THE British like mileposts in their lives.

Whenever it is time for exam results to be published, everyone enjoys the annual debate about how they are meaningless and being dumbed down.

Similarly, whenever an honours list is published, everyone enjoys the annual debate about how meaningless they are and how their value has been dumbed down because anyone can get one by bunging a few quid to a political party.

Before we go any further, we should reiterate our dismay that Tony Blair's Government should be wrapped up in the loans for peerages scandal. This accusation of corruption at the highest level will, if proven, be one of the biggest stains on the Government's reputation.

But there is still something wonderfully eccentric about the rest of the honours system.

Even the names of the honours - Member of the British Empire, for example - are wonderfully odd as you can't really be a member of an empire that no longer exists.

No one really knows what you do to gain an honour, no one really knows how you are selected to receive one. No one can really explain why nurses and teachers don't qualify in droves for honours, but Rod Stewart does.

Yet usually those receiving an honour have dedicated themselves to their line of work or interest in an unstinting fashion that deserves some form of recognition.
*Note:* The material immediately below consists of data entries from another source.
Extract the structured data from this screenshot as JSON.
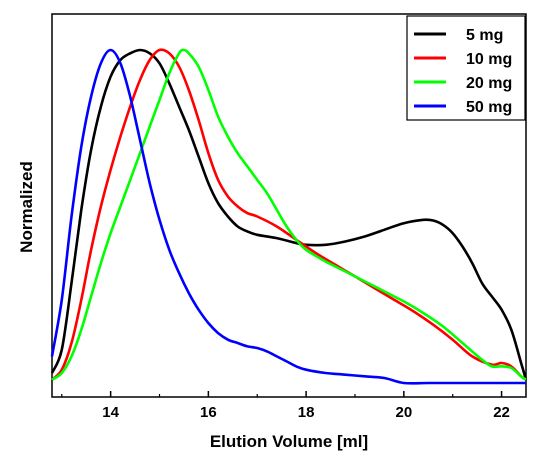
{
  "chart_data": {
    "type": "line",
    "xlabel": "Elution Volume [ml]",
    "ylabel": "Normalized",
    "xlim": [
      12.8,
      22.5
    ],
    "ylim": [
      0,
      1.05
    ],
    "x_ticks": [
      14,
      16,
      18,
      20,
      22
    ],
    "x_tick_labels": [
      "14",
      "16",
      "18",
      "20",
      "22"
    ],
    "y_ticks_shown": false,
    "grid": false,
    "legend_position": "top-right",
    "series": [
      {
        "name": "5 mg",
        "color": "#000000",
        "points": [
          [
            12.8,
            0.03
          ],
          [
            13.0,
            0.1
          ],
          [
            13.2,
            0.3
          ],
          [
            13.4,
            0.52
          ],
          [
            13.6,
            0.7
          ],
          [
            13.8,
            0.83
          ],
          [
            14.0,
            0.92
          ],
          [
            14.2,
            0.97
          ],
          [
            14.4,
            0.99
          ],
          [
            14.6,
            1.0
          ],
          [
            14.8,
            0.99
          ],
          [
            15.0,
            0.96
          ],
          [
            15.2,
            0.9
          ],
          [
            15.4,
            0.83
          ],
          [
            15.6,
            0.76
          ],
          [
            15.8,
            0.68
          ],
          [
            16.0,
            0.6
          ],
          [
            16.2,
            0.54
          ],
          [
            16.4,
            0.5
          ],
          [
            16.6,
            0.47
          ],
          [
            16.8,
            0.455
          ],
          [
            17.0,
            0.445
          ],
          [
            17.4,
            0.435
          ],
          [
            17.8,
            0.42
          ],
          [
            18.0,
            0.415
          ],
          [
            18.4,
            0.415
          ],
          [
            18.8,
            0.425
          ],
          [
            19.2,
            0.44
          ],
          [
            19.6,
            0.46
          ],
          [
            20.0,
            0.48
          ],
          [
            20.4,
            0.49
          ],
          [
            20.6,
            0.488
          ],
          [
            20.8,
            0.475
          ],
          [
            21.0,
            0.45
          ],
          [
            21.2,
            0.41
          ],
          [
            21.4,
            0.36
          ],
          [
            21.6,
            0.3
          ],
          [
            21.8,
            0.26
          ],
          [
            22.0,
            0.22
          ],
          [
            22.2,
            0.16
          ],
          [
            22.4,
            0.06
          ],
          [
            22.5,
            0.01
          ]
        ]
      },
      {
        "name": "10 mg",
        "color": "#ff0000",
        "points": [
          [
            12.8,
            0.01
          ],
          [
            13.0,
            0.04
          ],
          [
            13.2,
            0.12
          ],
          [
            13.4,
            0.25
          ],
          [
            13.6,
            0.4
          ],
          [
            13.8,
            0.53
          ],
          [
            14.0,
            0.64
          ],
          [
            14.2,
            0.74
          ],
          [
            14.4,
            0.83
          ],
          [
            14.6,
            0.91
          ],
          [
            14.8,
            0.97
          ],
          [
            15.0,
            1.0
          ],
          [
            15.2,
            0.99
          ],
          [
            15.4,
            0.95
          ],
          [
            15.6,
            0.88
          ],
          [
            15.8,
            0.79
          ],
          [
            16.0,
            0.69
          ],
          [
            16.2,
            0.61
          ],
          [
            16.4,
            0.56
          ],
          [
            16.6,
            0.53
          ],
          [
            16.8,
            0.51
          ],
          [
            17.0,
            0.5
          ],
          [
            17.4,
            0.47
          ],
          [
            17.8,
            0.43
          ],
          [
            18.2,
            0.39
          ],
          [
            18.6,
            0.355
          ],
          [
            19.0,
            0.32
          ],
          [
            19.4,
            0.285
          ],
          [
            19.8,
            0.25
          ],
          [
            20.2,
            0.215
          ],
          [
            20.6,
            0.175
          ],
          [
            21.0,
            0.13
          ],
          [
            21.4,
            0.08
          ],
          [
            21.8,
            0.055
          ],
          [
            22.0,
            0.06
          ],
          [
            22.2,
            0.05
          ],
          [
            22.4,
            0.02
          ],
          [
            22.5,
            0.01
          ]
        ]
      },
      {
        "name": "20 mg",
        "color": "#00ff00",
        "points": [
          [
            12.8,
            0.01
          ],
          [
            13.0,
            0.03
          ],
          [
            13.2,
            0.08
          ],
          [
            13.4,
            0.16
          ],
          [
            13.6,
            0.26
          ],
          [
            13.8,
            0.36
          ],
          [
            14.0,
            0.45
          ],
          [
            14.2,
            0.53
          ],
          [
            14.4,
            0.61
          ],
          [
            14.6,
            0.69
          ],
          [
            14.8,
            0.77
          ],
          [
            15.0,
            0.85
          ],
          [
            15.2,
            0.93
          ],
          [
            15.4,
            0.99
          ],
          [
            15.5,
            1.0
          ],
          [
            15.6,
            0.99
          ],
          [
            15.8,
            0.95
          ],
          [
            16.0,
            0.88
          ],
          [
            16.2,
            0.8
          ],
          [
            16.4,
            0.74
          ],
          [
            16.6,
            0.69
          ],
          [
            16.8,
            0.65
          ],
          [
            17.0,
            0.61
          ],
          [
            17.2,
            0.57
          ],
          [
            17.4,
            0.52
          ],
          [
            17.6,
            0.47
          ],
          [
            17.8,
            0.43
          ],
          [
            18.0,
            0.4
          ],
          [
            18.4,
            0.365
          ],
          [
            18.8,
            0.335
          ],
          [
            19.2,
            0.305
          ],
          [
            19.6,
            0.275
          ],
          [
            20.0,
            0.245
          ],
          [
            20.4,
            0.21
          ],
          [
            20.8,
            0.17
          ],
          [
            21.2,
            0.12
          ],
          [
            21.6,
            0.07
          ],
          [
            21.8,
            0.05
          ],
          [
            22.0,
            0.05
          ],
          [
            22.2,
            0.045
          ],
          [
            22.4,
            0.02
          ],
          [
            22.5,
            0.01
          ]
        ]
      },
      {
        "name": "50 mg",
        "color": "#0000ff",
        "points": [
          [
            12.8,
            0.08
          ],
          [
            13.0,
            0.25
          ],
          [
            13.2,
            0.5
          ],
          [
            13.4,
            0.71
          ],
          [
            13.6,
            0.86
          ],
          [
            13.8,
            0.96
          ],
          [
            14.0,
            1.0
          ],
          [
            14.2,
            0.96
          ],
          [
            14.4,
            0.86
          ],
          [
            14.6,
            0.73
          ],
          [
            14.8,
            0.6
          ],
          [
            15.0,
            0.49
          ],
          [
            15.2,
            0.4
          ],
          [
            15.4,
            0.33
          ],
          [
            15.6,
            0.27
          ],
          [
            15.8,
            0.22
          ],
          [
            16.0,
            0.18
          ],
          [
            16.2,
            0.15
          ],
          [
            16.4,
            0.13
          ],
          [
            16.6,
            0.12
          ],
          [
            16.8,
            0.11
          ],
          [
            17.0,
            0.105
          ],
          [
            17.2,
            0.095
          ],
          [
            17.4,
            0.08
          ],
          [
            17.6,
            0.065
          ],
          [
            17.8,
            0.05
          ],
          [
            18.0,
            0.04
          ],
          [
            18.4,
            0.03
          ],
          [
            18.8,
            0.025
          ],
          [
            19.2,
            0.02
          ],
          [
            19.6,
            0.015
          ],
          [
            20.0,
            0.0
          ],
          [
            20.5,
            0.0
          ],
          [
            21.0,
            0.0
          ],
          [
            21.5,
            0.0
          ],
          [
            22.0,
            0.0
          ],
          [
            22.5,
            0.0
          ]
        ]
      }
    ]
  }
}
And it must be wonderfully nice to receive one, to know that someone, somewhere, has noticed all your hard work, even if you can't quite put your finger on what that hard work might be.

So let's cherish the New Year's Honours list and stop this annual talk of wanting to replace it with some drab democratic affair devoid of eccentricity. Of course, the honours system is wonderfully meaningless, but it is the sort of wonderful nonsense that makes Britain Britain and like nowhere else in the world.